RNS Number : 5599G
Intl. Biotechnology Trust PLC
06 November 2025
 

International Biotechnology Trust (IBT)

06/11/2025

Results analysis from Kepler Trust Intelligence

International Biotechnology Trust has delivered resilient performance during a volatile market. The share price total return for the year ending 31/08/2025 was 3.5% and the NAV total return 0.7%; during this period the NASDAQ Biotechnology Index fell 6%. Since the period-end, the market has rallied and IBT is now up 28.7% and 27.6% since August 2024, ahead of the S&P 500 and the reference index.

During the financial year, the quoted portfolio delivered impressive performance, up 3.8% in total return terms, with M&A an important driver of returns. Managers Ailsa Craig and Marek Poszepczynski look for precisely the sort of features that often lead to companies being taken out by larger players, and this approach paid dividends during a period in which the index as a whole remained weak.

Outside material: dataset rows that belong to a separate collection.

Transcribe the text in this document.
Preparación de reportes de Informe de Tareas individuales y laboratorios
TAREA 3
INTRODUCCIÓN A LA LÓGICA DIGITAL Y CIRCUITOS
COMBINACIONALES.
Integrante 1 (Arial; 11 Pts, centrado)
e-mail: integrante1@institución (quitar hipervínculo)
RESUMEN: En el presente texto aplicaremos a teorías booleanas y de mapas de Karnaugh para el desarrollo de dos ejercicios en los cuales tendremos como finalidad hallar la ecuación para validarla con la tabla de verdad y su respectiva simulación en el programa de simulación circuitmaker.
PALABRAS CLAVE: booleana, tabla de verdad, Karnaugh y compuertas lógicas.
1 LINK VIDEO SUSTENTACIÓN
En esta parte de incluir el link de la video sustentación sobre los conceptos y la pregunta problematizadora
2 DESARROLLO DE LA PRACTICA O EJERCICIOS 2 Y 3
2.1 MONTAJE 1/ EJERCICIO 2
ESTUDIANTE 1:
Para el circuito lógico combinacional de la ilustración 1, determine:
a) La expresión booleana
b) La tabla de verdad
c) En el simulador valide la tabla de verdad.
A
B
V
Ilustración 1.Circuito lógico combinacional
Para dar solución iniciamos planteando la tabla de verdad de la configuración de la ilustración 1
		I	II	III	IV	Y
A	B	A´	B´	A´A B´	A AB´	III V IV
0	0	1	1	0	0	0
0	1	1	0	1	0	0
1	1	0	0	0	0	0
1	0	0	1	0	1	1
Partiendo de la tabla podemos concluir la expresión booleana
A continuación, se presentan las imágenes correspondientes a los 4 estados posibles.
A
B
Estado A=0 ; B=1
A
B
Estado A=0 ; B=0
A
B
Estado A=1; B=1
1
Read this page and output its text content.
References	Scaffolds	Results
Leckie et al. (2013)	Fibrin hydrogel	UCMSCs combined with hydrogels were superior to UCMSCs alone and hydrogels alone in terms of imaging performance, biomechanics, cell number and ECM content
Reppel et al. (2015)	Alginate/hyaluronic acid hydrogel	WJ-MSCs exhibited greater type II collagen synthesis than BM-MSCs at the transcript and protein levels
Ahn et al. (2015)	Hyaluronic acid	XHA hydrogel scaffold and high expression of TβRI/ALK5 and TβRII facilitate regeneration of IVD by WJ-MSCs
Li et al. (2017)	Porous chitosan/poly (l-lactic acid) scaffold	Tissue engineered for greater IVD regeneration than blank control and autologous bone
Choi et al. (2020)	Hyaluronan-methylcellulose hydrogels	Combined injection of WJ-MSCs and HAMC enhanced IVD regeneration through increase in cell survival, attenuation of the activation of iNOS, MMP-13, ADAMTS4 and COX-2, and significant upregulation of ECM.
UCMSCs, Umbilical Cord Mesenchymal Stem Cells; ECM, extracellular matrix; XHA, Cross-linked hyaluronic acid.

On 02/10/2025, the board announced the establishment of a new limited partnership with Schroders Capital to facilitate further investment in unquoted biotechnology funds. The initial commitment of £10 million represents approximately 4% of the company's net asset value.

Chair of the board, Kate Cornish-Bowden, said: "The convergence of the transformational progress in scientific innovation, the impact of artificial intelligence (AI) on trials and approvals, and increasing demand for treatments should make biotechnology a lucrative investment for shareholders in the years to come."

Kepler View

International Biotechnology's (IBT) strong performance during this period highlights the attractions of active investment in this industry and the managers' specific strategy. While the sector has been under pressure thanks to high interest rates and political uncertainty, picking companies with the right assets has helped deliver strong returns thanks to dynamics in the science and the larger businesses' portfolios of treatments.

Ailsa and Marek have positioned the portfolio with a significant overweight position in businesses that are clinically de-risked, i.e. that have proven treatments in the final moments of regulatory approval or already launched. These companies should benefit as the larger pharmaceutical companies seek to refresh their portfolios of drugs as important patents expire in the next few years. This was the motivation behind a number of the five takeovers from the portfolio in the reporting period.

While outperformance in tough markets reflects impressive fund management, we think what investors really want to hear is that the industry is back in favour, and in the past few months there are very encouraging signs. Biotechnology is a rate-sensitive industry, and the two US rate cuts seen since August along with a general view that more will be needed must have contributed to the remarkable rally - IBT's NAV is up 25% since the end of August, well ahead of the reference index' 18%. Performance has been aided by Ailsa and Marek's well-timed decision to add to their gearing around the lows of April's tariff-induced selloff and bring it up to its highs since the financial crisis.

IBT is, in our view, the premier vehicle in the listed biotechnology sector. Ailsa and Marek have proven the worth of their strategy in rising and falling markets since taking over management in March 2021 and outperformed their direct peers. The 4% of NAV capital dividend should make the trust appealing to both income and growth investors, while the share price discount of 11% at the time of writing brings added value.